Where / Filter (8.2)
Filters rows based on a boolean condition. Only rows where the condition evaluates to true are kept.
Schema:
| Field | Type | Required | Description |
|---|---|---|---|
from | AssetRef | Yes | Source asset. |
filter | Condition | Yes | Boolean expression for row selection. |
Rows where filter evaluates to NULL are excluded — NULL is not truthy.
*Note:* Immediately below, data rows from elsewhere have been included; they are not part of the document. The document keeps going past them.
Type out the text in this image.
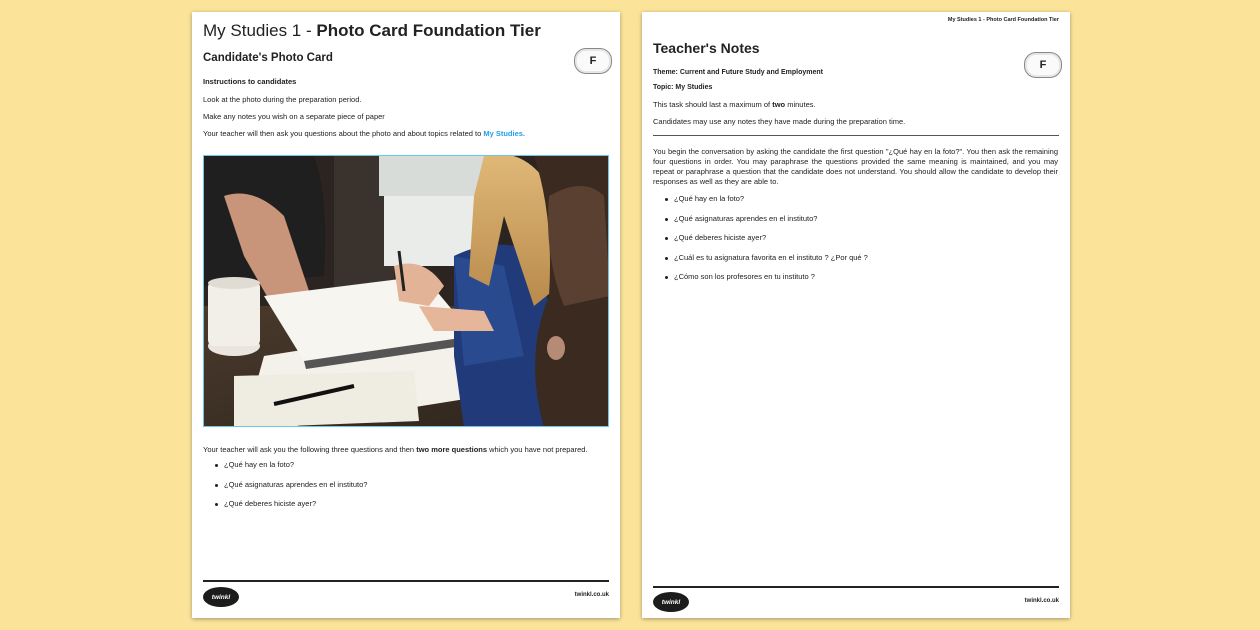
My Studies 1 - Photo Card Foundation Tier
Candidate's Photo Card	F
Instructions to candidates
Look at the photo during the preparation period.
Make any notes you wish on a separate piece of paper
Your teacher will then ask you questions about the photo and about topics related to My Studies.
Your teacher will ask you the following three questions and then two more questions which you have not prepared.
¿Qué hay en la foto?
¿Qué asignaturas aprendes en el instituto?
¿Qué deberes hiciste ayer?
twinkl	twinkl.co.uk
My Studies 1 - Photo Card Foundation Tier
Teacher's Notes
F
Theme: Current and Future Study and Employment
Topic: My Studies
This task should last a maximum of two minutes.
Candidates may use any notes they have made during the preparation time.
You begin the conversation by asking the candidate the first question "¿Qué hay en la foto?". You then ask the remaining four questions in order. You may paraphrase the questions provided the same meaning is maintained, and you may repeat or paraphrase a question that the candidate does not understand. You should allow the candidate to develop their responses as well as they are able to.
¿Qué hay en la foto?
¿Qué asignaturas aprendes en el instituto?
¿Qué deberes hiciste ayer?
¿Cuál es tu asignatura favorita en el instituto ? ¿Por qué ?
¿Cómo son los profesores en tu instituto ?
twinkl	twinkl.co.uk
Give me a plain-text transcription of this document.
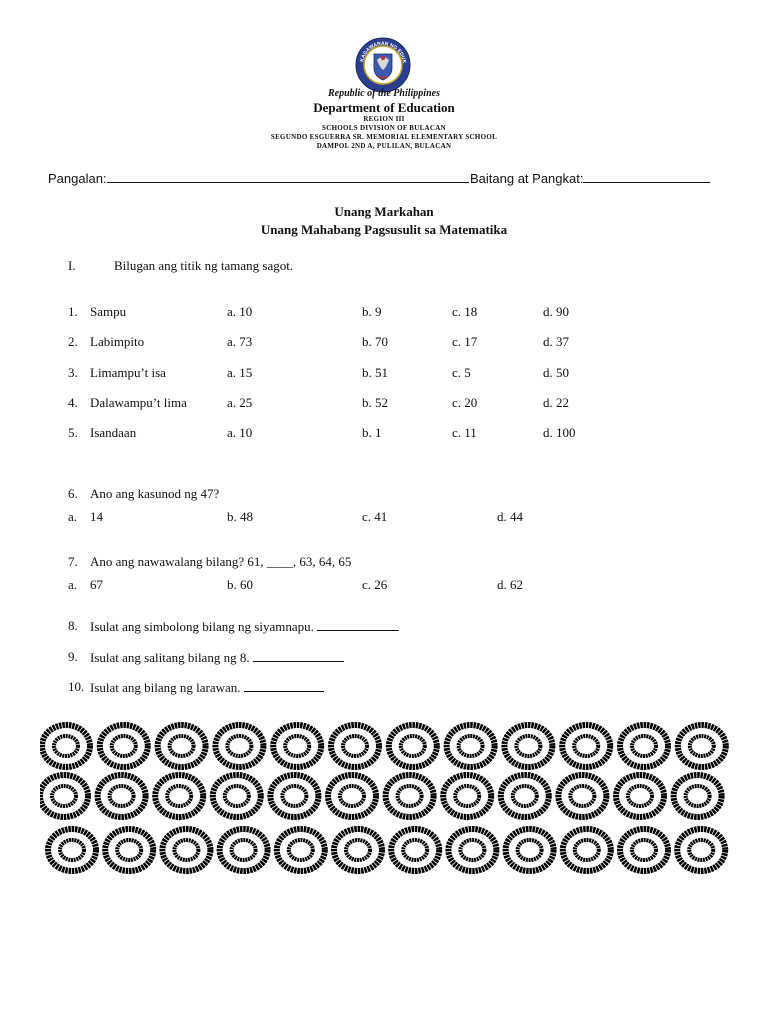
KAGAWARAN NG EDUK
Republic of the Philippines
Department of Education
REGION III
SCHOOLS DIVISION OF BULACAN
SEGUNDO ESGUERRA SR. MEMORIAL ELEMENTARY SCHOOL
DAMPOL 2ND A, PULILAN, BULACAN
Pangalan:	Baitang at Pangkat:
Unang Markahan
Unang Mahabang Pagsusulit sa Matematika
I.	Bilugan ang titik ng tamang sagot.
1. Sampu	a. 10	b. 9	c. 18	d. 90
2. Labimpito	a. 73	b. 70	c. 17	d. 37
3. Limampu’t isa	a. 15	b. 51	c. 5	d. 50
4. Dalawampu’t lima	a. 25	b. 52	c. 20	d. 22
5. Isandaan	a. 10	b. 1	c. 11	d. 100
6. Ano ang kasunod ng 47?
a. 14	b. 48	c. 41	d. 44
7. Ano ang nawawalang bilang? 61, ____, 63, 64, 65
a. 67	b. 60	c. 26	d. 62
8. Isulat ang simbolong bilang ng siyamnapu.
9. Isulat ang salitang bilang ng 8.
10. Isulat ang bilang ng larawan.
Example — filtering active users by date:
transformation:
- name: activeUsers
where:
from: users
filter: "status = 'active' AND created_at >= '2025-01-01'"
Example — numeric filter:
transformation:
- name: highValueOrders
where:
from: orders
filter: "amount > 500"
Distinct (8.9)
Removes duplicate rows from a dataset.
Schema:
| Field | Type | Required | Default | Description |
|---|---|---|---|---|
from | AssetRef | Yes | — | Source asset. |
columns | List[Column] | No | all columns | Subset of columns for deduplication. |
When columns is omitted, all columns are used. When specified, one arbitrary row per group is kept — there is no guarantee which row is retained.
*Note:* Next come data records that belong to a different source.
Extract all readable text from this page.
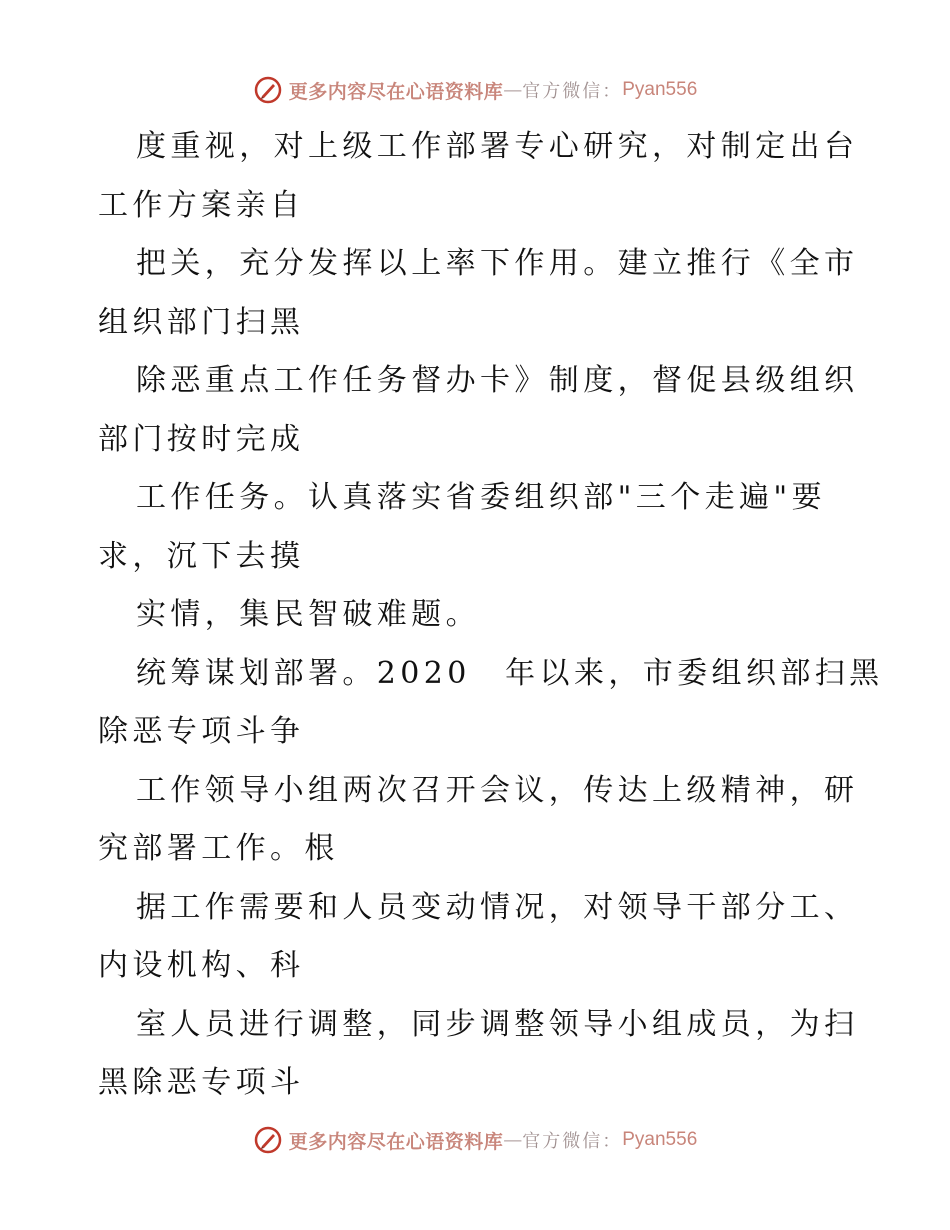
更多内容尽在心语资料库 — 官方微信： Pyan556
度重视，对上级工作部署专心研究，对制定出台
工作方案亲自
把关，充分发挥以上率下作用。建立推行《全市
组织部门扫黑
除恶重点工作任务督办卡》制度，督促县级组织
部门按时完成
工作任务。认真落实省委组织部"三个走遍"要
求，沉下去摸
实情，集民智破难题。
统筹谋划部署。2020　年以来，市委组织部扫黑
除恶专项斗争
工作领导小组两次召开会议，传达上级精神，研
究部署工作。根
据工作需要和人员变动情况，对领导干部分工、
内设机构、科
室人员进行调整，同步调整领导小组成员，为扫
黑除恶专项斗
更多内容尽在心语资料库 — 官方微信： Pyan556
Tip: If you need deterministic deduplication, use
orderByfollowed by awindowfunction withrow_number()and then filter.
Example — full row deduplication:
transformation:
- name: uniqueEvents
distinct:
from: rawEvents
Example — deduplicate by specific columns:
transformation:
- name: latestPerUser
distinct:
from: userActions
columns:
- user_id
- action_type
NULL values are considered equal for deduplication purposes.
Limit (8.10)
Returns at most N rows from a dataset.
Schema:
| Field | Type | Required | Description |
|---|---|---|---|
from | AssetRef | Yes | Source asset. |
count | integer | Yes | Maximum rows to return. Must be >= 0. |
Setting count: 0 produces an empty dataset with the same schema.
Tip: Without a preceding
orderBy, the selected rows are non-deterministic. Combine withorderByfor predictable results.
Example — top 100 rows after sorting:
transformation:
- name: sorted
orderBy:
from: sales
columns:
- column: amount
direction: desc
- name: top100
limit:
from: sorted
count: 100
Sample (8.19)
Returns a random sample of rows from a dataset.
Schema:
| Field | Type | Required | Default | Description |
|---|---|---|---|---|
from | AssetRef | Yes | — | Source asset. |
fraction | double | Yes | — | Sampling fraction in (0.0, 1.0]. |
withReplacement | boolean | No | false | Whether to sample with replacement. |
seed | integer | No | (random) | Random seed for reproducibility. |
Example — 10% sample for development:
transformation:
- name: devSample
sample:
from: production_data
fraction: 0.1
seed: 42
Example — sample with replacement:
transformation:
- name: bootstrapSample
sample:
from: training_data
fraction: 0.5
withReplacement: true
seed: 12345
Tip: Use the
seedparameter to get reproducible samples across pipeline runs. Without it, each run produces different results.